In Home Cooked, Anya Fernald introduces unpretentious meals, fit for any weeknight meal or dinner party dish.
I first tried fried mortadella sandwiches not in Italy but on a sweltering day in São Paulo, Brazil. I was on the second floor of a massive marketplace near the center of town in a food court that had six separate restaurants, each serving the same thing on the menu: sanduíche de mortadela. The sandwich was irresistable: soft bread crisped on the grill, about an inch of thin-cut griddled mortadella, and a layer of gooey cheese.
Frying the mortadella stacks is crucial to this recipe. The meat crisps irresistibly on its edges, and the small amount of fat that renders out of the mortadella is the perfect medium for toasting the bread, which absorbs the porky flavor.
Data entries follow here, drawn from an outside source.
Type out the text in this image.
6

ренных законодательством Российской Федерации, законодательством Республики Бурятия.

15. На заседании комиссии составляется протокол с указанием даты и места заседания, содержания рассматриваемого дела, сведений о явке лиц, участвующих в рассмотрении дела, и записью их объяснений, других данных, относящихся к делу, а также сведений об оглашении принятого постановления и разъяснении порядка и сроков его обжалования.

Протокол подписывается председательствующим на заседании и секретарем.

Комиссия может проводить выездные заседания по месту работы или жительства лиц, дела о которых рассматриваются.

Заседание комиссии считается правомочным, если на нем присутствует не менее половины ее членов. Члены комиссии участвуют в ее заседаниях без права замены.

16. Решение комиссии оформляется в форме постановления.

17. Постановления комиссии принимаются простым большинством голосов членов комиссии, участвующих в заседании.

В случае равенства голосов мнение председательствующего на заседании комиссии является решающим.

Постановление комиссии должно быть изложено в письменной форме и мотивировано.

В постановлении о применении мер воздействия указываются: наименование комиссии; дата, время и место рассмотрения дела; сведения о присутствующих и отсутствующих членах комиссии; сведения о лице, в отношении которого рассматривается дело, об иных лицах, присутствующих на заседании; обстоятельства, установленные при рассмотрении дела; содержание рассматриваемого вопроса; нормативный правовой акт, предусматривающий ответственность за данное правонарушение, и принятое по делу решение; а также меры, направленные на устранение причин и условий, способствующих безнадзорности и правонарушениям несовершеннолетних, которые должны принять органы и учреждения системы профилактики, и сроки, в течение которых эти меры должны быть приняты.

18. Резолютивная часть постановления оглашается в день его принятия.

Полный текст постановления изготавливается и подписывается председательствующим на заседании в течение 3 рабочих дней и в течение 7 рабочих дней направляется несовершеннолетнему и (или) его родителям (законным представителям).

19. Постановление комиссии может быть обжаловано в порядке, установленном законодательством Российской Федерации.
Though some specialty shops sell slices of massive mortadella (in Italy they are made up to a foot in diameter), for this recipe you want slices that are less than 5 inches in diameter. When serving the sandwiches as a starter, I cut them into quarters for an excellent handheld snack. Not surprisingly, the salty sandwiches are great with cocktails.
Directions
- Arrange the sliced mortadella into four even stacks of seven slices each. In a dry cast-iron or heavy frying pan over medium heat, fry the mortadella stacks, turning once, until sizzled and brown on both sides, about 6 minutes. Remove the pan from the heat.
- Place each mortadella stack on a slice of bread and top with a slice of provolone and a second slice of bread to make a sandwich.
- Return the pan to medium heat and add a few tablespoons of butter. Put the sandwiches in the pan and weight them down with a second, smaller cast-iron pan or other weight. Cook until golden brown on one side, about 3 minutes. Add more butter to the pan, flip the sandwiches, weight them down again, and cook until golden brown on the second side, about 3 minutes more. Remove from the pan, cut into halves or quarters, and serve hot.